Uno dopo l’altro gli alleati di Israele si vedono e si vedranno costretti a riconoscere uno Stato che di fatto non esiste, ma che progressivamente sta raccogliendo consensi davanti al perpetuarsi di una crisi infinita, che – pur giustificata dal mancato rilascio di una cinquantina di ostaggi – ha ormai allineato più di 50mila morti, tra i quali sicuramente molti capi di Hamas, ma anche un gran numero di civili del tutto innocenti.
Chiuse le frontiere, Gaza è diventata un lager dove quotidianamente si muore mentre si corre alla ricerca di cibo, un lager che ricorda proprio quelli in cui furono rinchiusi gli ebrei dalla follia nazista.
Israele perde così progressivamente quel credito internazionale legato proprio a quelle memorie e oggi prende una decisione che difficilmente porterà alla liberazione degli ostaggi.
Anche all’interno di Israele molti non condividono queste scelte ed è facile accusare Netanyahu di voler perpetuare la crisi anche per non finire sotto processo. Ma è improbabile che il premier israeliano abbia un futuro politico oltre le prossime elezioni.
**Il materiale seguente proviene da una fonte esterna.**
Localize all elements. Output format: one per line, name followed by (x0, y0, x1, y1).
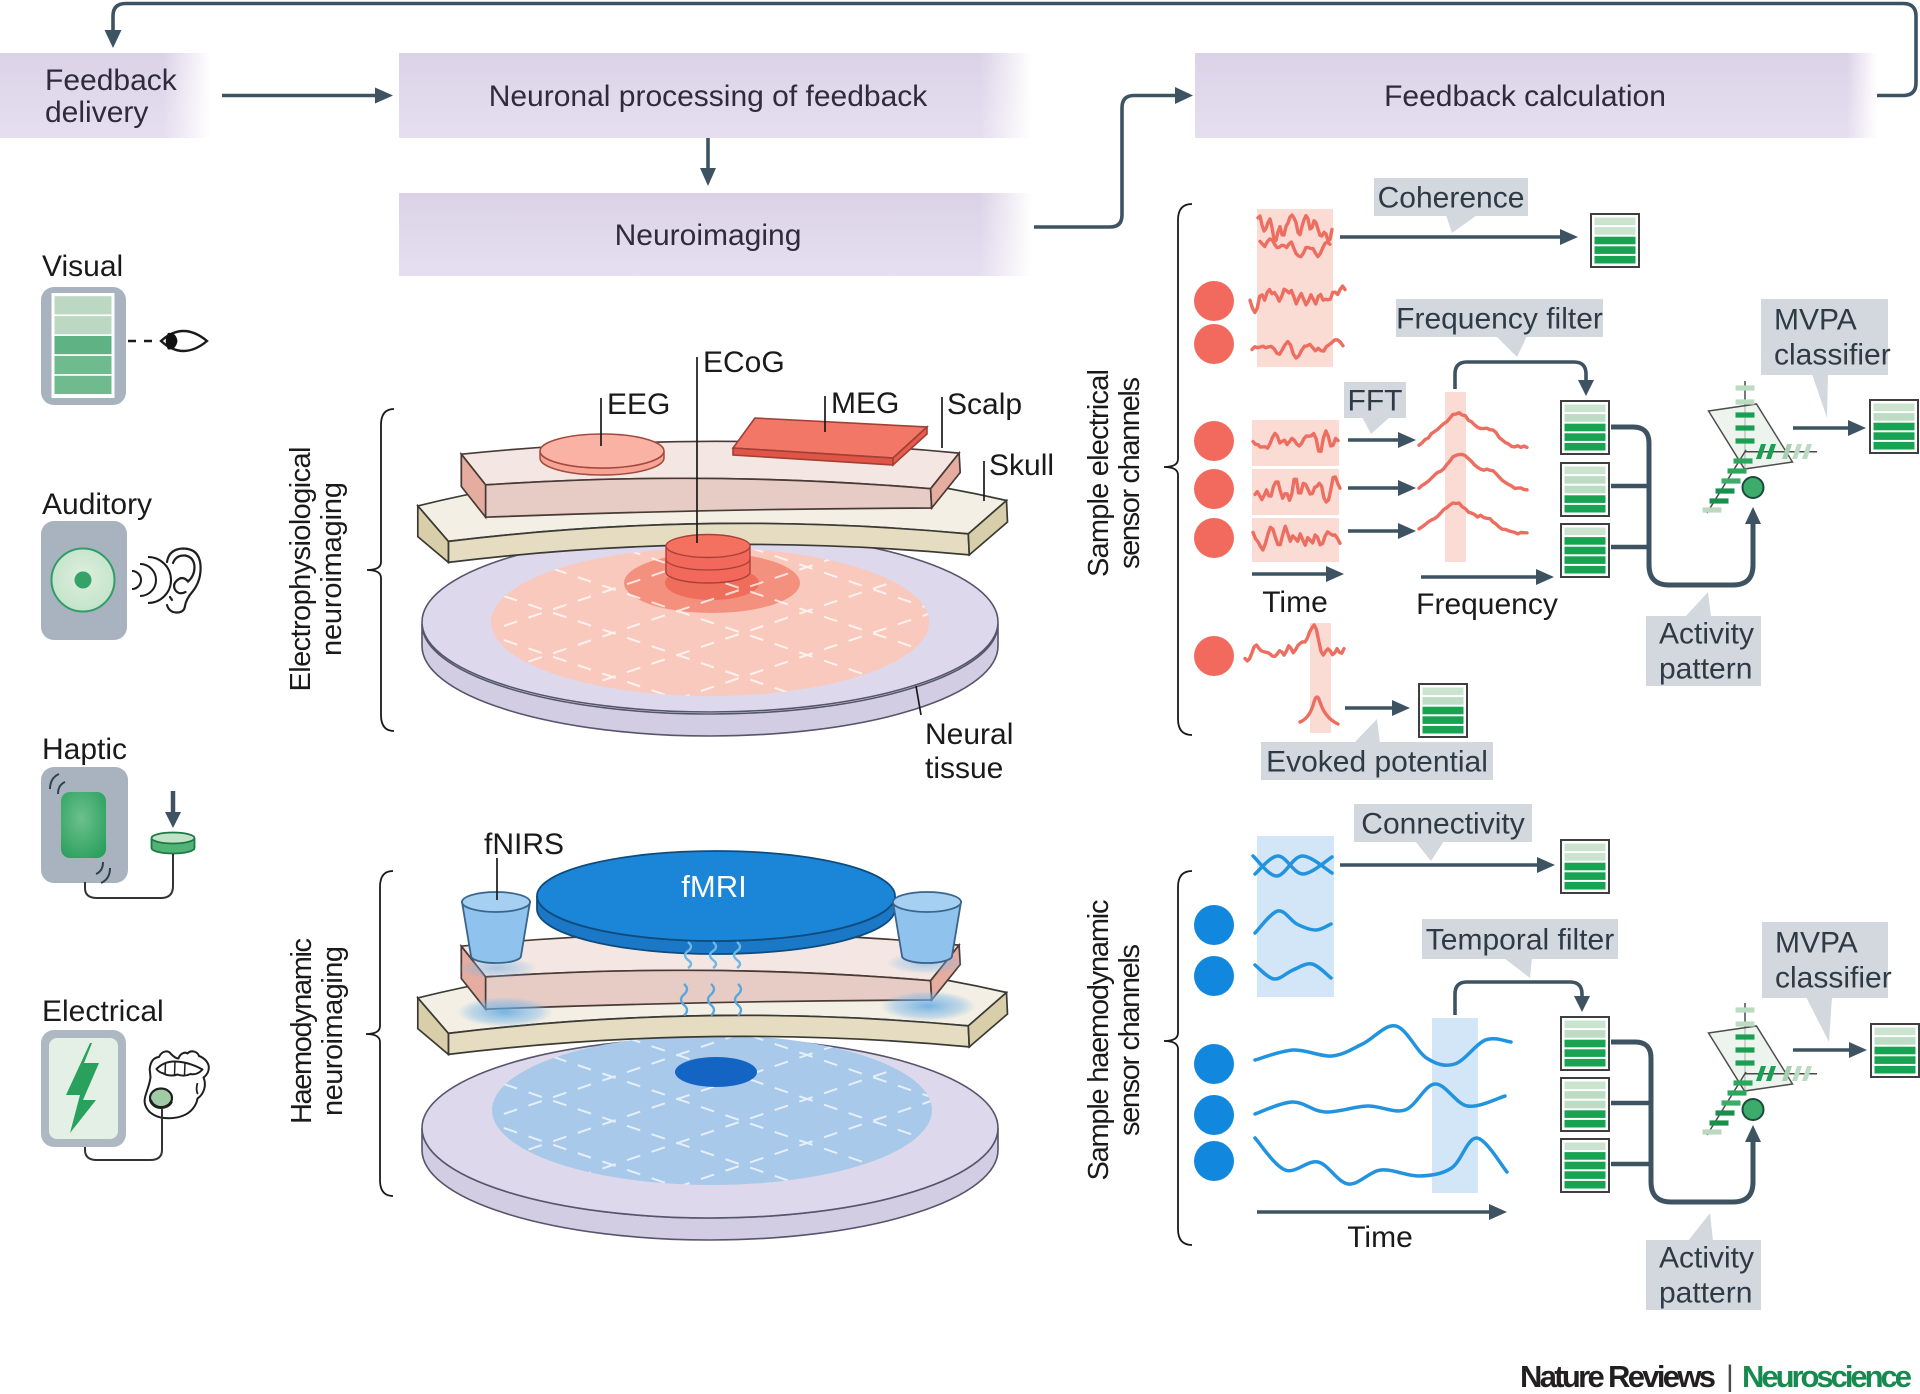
svg-text:FFT: FFT (1348, 385, 1403, 418)
svg-text:MVPA: MVPA (1774, 304, 1857, 337)
svg-text:Scalp: Scalp (947, 388, 1022, 421)
svg-text:classifier: classifier (1775, 962, 1892, 995)
svg-text:Temporal filter: Temporal filter (1426, 924, 1614, 957)
svg-text:classifier: classifier (1774, 339, 1891, 372)
svg-text:Sample haemodynamic: Sample haemodynamic (1083, 900, 1115, 1181)
svg-text:Nature Reviews: Nature Reviews (1520, 1359, 1716, 1394)
svg-text:Time: Time (1347, 1221, 1413, 1254)
svg-text:pattern: pattern (1659, 653, 1752, 686)
svg-text:Auditory: Auditory (42, 488, 152, 521)
svg-text:EEG: EEG (607, 388, 670, 421)
svg-text:Sample electrical: Sample electrical (1083, 369, 1115, 577)
svg-text:Neuronal processing of feedbac: Neuronal processing of feedback (489, 80, 929, 113)
svg-text:MVPA: MVPA (1775, 927, 1858, 960)
svg-text:Coherence: Coherence (1378, 182, 1525, 215)
svg-text:Feedback calculation: Feedback calculation (1384, 80, 1666, 113)
svg-text:Haptic: Haptic (42, 733, 127, 766)
svg-text:Frequency: Frequency (1416, 588, 1558, 621)
svg-text:Neuroscience: Neuroscience (1742, 1359, 1912, 1394)
svg-text:|: | (1726, 1360, 1734, 1393)
svg-text:tissue: tissue (925, 752, 1003, 785)
svg-text:Haemodynamic: Haemodynamic (286, 938, 318, 1124)
svg-text:Activity: Activity (1659, 618, 1754, 651)
svg-text:delivery: delivery (45, 96, 148, 129)
svg-text:Neuroimaging: Neuroimaging (615, 219, 802, 252)
svg-text:Visual: Visual (42, 250, 123, 283)
svg-text:Electrophysiological: Electrophysiological (285, 447, 317, 692)
svg-text:Feedback: Feedback (45, 64, 178, 97)
svg-text:Connectivity: Connectivity (1361, 808, 1524, 841)
svg-text:fMRI: fMRI (681, 869, 746, 904)
svg-text:sensor channels: sensor channels (1114, 377, 1146, 569)
svg-text:Evoked potential: Evoked potential (1266, 746, 1488, 779)
svg-text:MEG: MEG (831, 387, 899, 420)
svg-text:Time: Time (1262, 586, 1328, 619)
svg-text:Frequency filter: Frequency filter (1396, 303, 1603, 336)
svg-text:Electrical: Electrical (42, 995, 164, 1028)
svg-text:sensor channels: sensor channels (1114, 944, 1146, 1136)
svg-text:neuroimaging: neuroimaging (316, 482, 348, 656)
svg-text:Activity: Activity (1659, 1242, 1754, 1275)
svg-text:Skull: Skull (989, 449, 1054, 482)
svg-text:ECoG: ECoG (703, 346, 785, 379)
svg-text:pattern: pattern (1659, 1277, 1752, 1310)
svg-text:neuroimaging: neuroimaging (317, 946, 349, 1116)
svg-text:Neural: Neural (925, 718, 1013, 751)
svg-text:fNIRS: fNIRS (484, 828, 564, 861)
Non aiuta in questo senso la volontà governativa di licenziare il procuratore generale, Gali Baharav-Miara, con l’Alta Corte di Israele che immediatamente ha emesso un’ordinanza provvisoria che congela il licenziamento, ribadendo che l’esecutivo non ha l’autorità per sollevare il magistrato dall’incarico. Proprio Baharav-Miara ha svolto il ruolo della pubblica accusa nel processo per corruzione contro Netanyahu.
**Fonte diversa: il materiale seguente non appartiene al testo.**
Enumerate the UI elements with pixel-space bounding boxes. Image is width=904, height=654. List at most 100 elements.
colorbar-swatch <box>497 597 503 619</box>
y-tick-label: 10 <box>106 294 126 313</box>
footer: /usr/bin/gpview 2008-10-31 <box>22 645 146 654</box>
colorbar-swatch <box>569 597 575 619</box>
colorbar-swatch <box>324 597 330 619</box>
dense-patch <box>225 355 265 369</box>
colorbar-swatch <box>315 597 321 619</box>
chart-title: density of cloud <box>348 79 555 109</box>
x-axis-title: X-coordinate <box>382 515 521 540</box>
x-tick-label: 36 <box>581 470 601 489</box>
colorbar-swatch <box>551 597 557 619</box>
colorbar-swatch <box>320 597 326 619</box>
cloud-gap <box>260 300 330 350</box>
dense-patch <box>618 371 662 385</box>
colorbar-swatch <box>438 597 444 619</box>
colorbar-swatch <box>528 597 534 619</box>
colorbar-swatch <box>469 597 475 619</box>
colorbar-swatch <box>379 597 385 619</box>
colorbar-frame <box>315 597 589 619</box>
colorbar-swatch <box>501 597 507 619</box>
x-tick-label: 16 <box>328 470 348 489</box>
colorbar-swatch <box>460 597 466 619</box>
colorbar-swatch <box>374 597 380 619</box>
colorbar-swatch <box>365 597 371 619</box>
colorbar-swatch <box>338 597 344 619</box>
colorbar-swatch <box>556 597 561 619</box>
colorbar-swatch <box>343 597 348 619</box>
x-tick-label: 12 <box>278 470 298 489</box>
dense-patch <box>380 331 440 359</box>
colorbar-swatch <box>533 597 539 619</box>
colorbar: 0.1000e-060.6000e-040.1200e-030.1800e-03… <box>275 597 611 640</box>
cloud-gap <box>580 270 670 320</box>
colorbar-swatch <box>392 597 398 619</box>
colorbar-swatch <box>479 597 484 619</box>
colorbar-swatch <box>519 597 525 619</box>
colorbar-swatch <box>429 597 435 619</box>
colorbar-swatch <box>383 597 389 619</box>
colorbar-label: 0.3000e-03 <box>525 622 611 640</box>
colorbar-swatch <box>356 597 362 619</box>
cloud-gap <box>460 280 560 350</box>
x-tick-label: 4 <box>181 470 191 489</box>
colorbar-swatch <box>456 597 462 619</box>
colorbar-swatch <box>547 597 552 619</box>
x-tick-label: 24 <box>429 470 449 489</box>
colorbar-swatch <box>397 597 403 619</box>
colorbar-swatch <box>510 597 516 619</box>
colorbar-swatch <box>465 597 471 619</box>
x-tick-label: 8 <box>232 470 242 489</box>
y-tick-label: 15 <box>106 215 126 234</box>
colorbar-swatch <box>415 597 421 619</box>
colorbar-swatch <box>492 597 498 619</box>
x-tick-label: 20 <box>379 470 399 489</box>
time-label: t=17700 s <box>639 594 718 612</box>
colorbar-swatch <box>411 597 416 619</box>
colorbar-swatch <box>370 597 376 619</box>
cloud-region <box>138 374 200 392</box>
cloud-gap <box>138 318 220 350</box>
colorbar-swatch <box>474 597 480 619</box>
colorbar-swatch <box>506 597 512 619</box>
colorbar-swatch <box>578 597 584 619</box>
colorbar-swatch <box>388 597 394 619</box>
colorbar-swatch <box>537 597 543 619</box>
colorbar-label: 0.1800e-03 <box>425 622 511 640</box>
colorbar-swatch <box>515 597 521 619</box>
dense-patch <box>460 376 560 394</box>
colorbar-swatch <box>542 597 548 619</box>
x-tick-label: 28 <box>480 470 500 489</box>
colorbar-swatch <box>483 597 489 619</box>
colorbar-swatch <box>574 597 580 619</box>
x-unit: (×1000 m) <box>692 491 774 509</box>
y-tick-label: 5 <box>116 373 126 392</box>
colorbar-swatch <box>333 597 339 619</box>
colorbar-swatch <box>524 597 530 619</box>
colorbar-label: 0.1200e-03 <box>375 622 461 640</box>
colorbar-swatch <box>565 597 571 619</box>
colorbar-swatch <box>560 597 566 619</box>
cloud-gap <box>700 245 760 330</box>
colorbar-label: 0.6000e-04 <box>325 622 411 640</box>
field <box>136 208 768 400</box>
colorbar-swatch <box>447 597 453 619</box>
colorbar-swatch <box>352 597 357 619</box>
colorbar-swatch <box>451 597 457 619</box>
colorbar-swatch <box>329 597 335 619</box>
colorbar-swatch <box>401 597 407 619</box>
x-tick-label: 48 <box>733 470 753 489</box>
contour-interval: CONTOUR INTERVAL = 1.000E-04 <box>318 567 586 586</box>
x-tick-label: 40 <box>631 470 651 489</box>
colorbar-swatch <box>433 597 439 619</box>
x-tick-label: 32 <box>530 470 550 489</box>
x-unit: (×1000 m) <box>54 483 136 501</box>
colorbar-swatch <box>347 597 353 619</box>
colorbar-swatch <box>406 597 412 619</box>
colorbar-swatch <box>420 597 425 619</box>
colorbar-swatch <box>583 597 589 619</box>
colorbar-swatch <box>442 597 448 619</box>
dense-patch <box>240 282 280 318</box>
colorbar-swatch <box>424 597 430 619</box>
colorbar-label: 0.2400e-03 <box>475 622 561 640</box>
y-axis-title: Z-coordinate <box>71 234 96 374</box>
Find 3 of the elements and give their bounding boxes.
Una frattura profonda che spacca in due la politica, l’opinione pubblica e gli stessi vertici dell’esercito israeliano, a sottolineare la crisi che attraversa un Paese che due anni fa si era fatto trovare con la guardia clamorosamente abbassata.
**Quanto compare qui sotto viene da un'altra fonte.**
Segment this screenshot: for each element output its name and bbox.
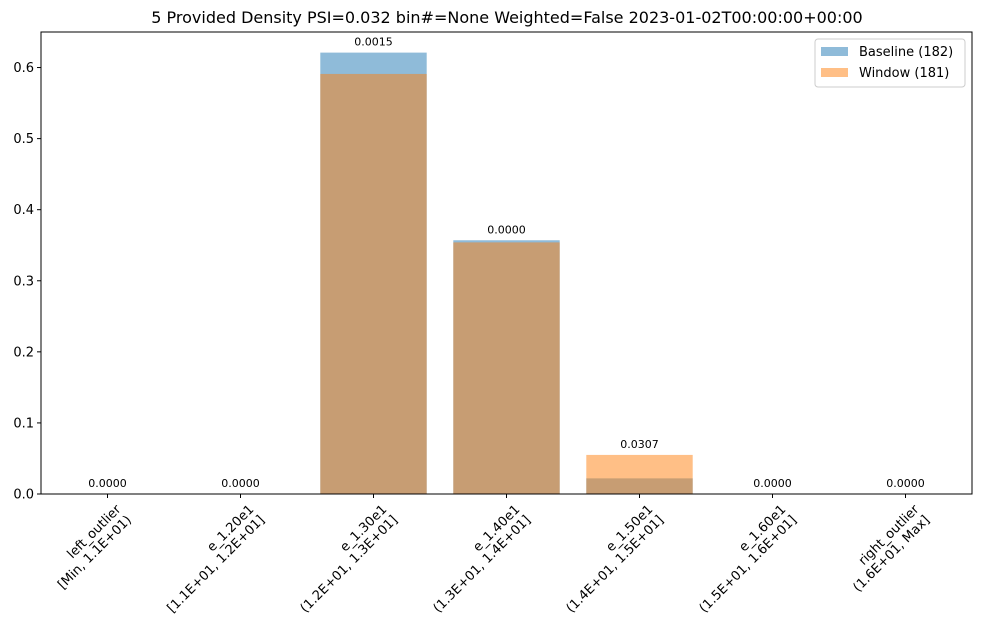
bar-window-4 bbox=[586, 454, 693, 494]
x-tick-label-2: e_1.30e1(1.2E+01, 1.3E+01] bbox=[287, 502, 401, 616]
legend: Baseline (182) Window (181) bbox=[814, 38, 966, 88]
legend-label-0: Baseline (182) bbox=[859, 45, 953, 60]
bar-label-2: 0.0015 bbox=[354, 36, 393, 49]
x-tick-label-5: e_1.60e1(1.5E+01, 1.6E+01] bbox=[686, 502, 800, 616]
x-tick-label-1: e_1.20e1[1.1E+01, 1.2E+01] bbox=[154, 502, 268, 616]
legend-swatch-1 bbox=[821, 68, 848, 77]
bar-label-4: 0.0307 bbox=[620, 438, 659, 451]
x-tick-label-0: left_outlier[Min, 1.1E+01) bbox=[45, 502, 136, 593]
legend-label-1: Window (181) bbox=[859, 66, 949, 81]
y-tick-label-2: 0.2 bbox=[13, 345, 34, 360]
y-tick-label-5: 0.5 bbox=[13, 132, 34, 147]
bar-window-2 bbox=[320, 73, 427, 494]
x-tick-label-4: e_1.50e1(1.4E+01, 1.5E+01] bbox=[553, 502, 667, 616]
legend-swatch-0 bbox=[821, 47, 848, 56]
x-tick-label-line: (1.2E+01, 1.3E+01] bbox=[298, 513, 401, 616]
bar-label-6: 0.0000 bbox=[886, 477, 925, 490]
y-tick-label-6: 0.6 bbox=[13, 61, 34, 76]
bar-label-0: 0.0000 bbox=[88, 477, 127, 490]
chart-title: 5 Provided Density PSI=0.032 bin#=None W… bbox=[151, 8, 862, 27]
bar-label-1: 0.0000 bbox=[221, 477, 260, 490]
y-tick-label-0: 0.0 bbox=[13, 488, 34, 503]
bar-label-5: 0.0000 bbox=[753, 477, 792, 490]
y-tick-label-4: 0.4 bbox=[13, 203, 34, 218]
x-tick-label-line: (1.4E+01, 1.5E+01] bbox=[564, 513, 667, 616]
x-tick-label-line: (1.5E+01, 1.6E+01] bbox=[697, 513, 800, 616]
x-tick-label-3: e_1.40e1(1.3E+01, 1.4E+01] bbox=[420, 502, 534, 616]
bar-label-3: 0.0000 bbox=[487, 223, 526, 236]
bar-window-3 bbox=[453, 242, 560, 494]
legend-frame bbox=[814, 38, 966, 88]
y-tick-label-1: 0.1 bbox=[13, 416, 34, 431]
x-tick-label-line: [1.1E+01, 1.2E+01] bbox=[165, 513, 268, 616]
x-tick-label-line: (1.3E+01, 1.4E+01] bbox=[431, 513, 534, 616]
y-tick-label-3: 0.3 bbox=[13, 274, 34, 289]
x-tick-label-6: right_outlier(1.6E+01, Max] bbox=[840, 502, 934, 596]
Ma la decisione di oggi è soprattutto destinata a disegnare un futuro sempre più difficile e incerto per lo Stato ebraico, anche perché sono evidenti le tolleranze – quando addirittura non l’appoggio plateale – a iniziative provocatorie degli estremisti religiosi e dei coloni, che non solo attaccano gli arabi musulmani, ma non nascondono volontà persecutorie anche contro i cristiani che da sempre vivono in quell’area.
Incombono tempi tremendi, con il governo israeliano che si è assunto davanti all’opinione pubblica mondiale una responsabilità che potrebbe anche portare non solo al moltiplicarsi dei fronti di guerra, ma a minacciare la stessa esistenza di Israele che, senza l’aiuto occidentale e soprattutto degli USA, rischia davvero il tracollo.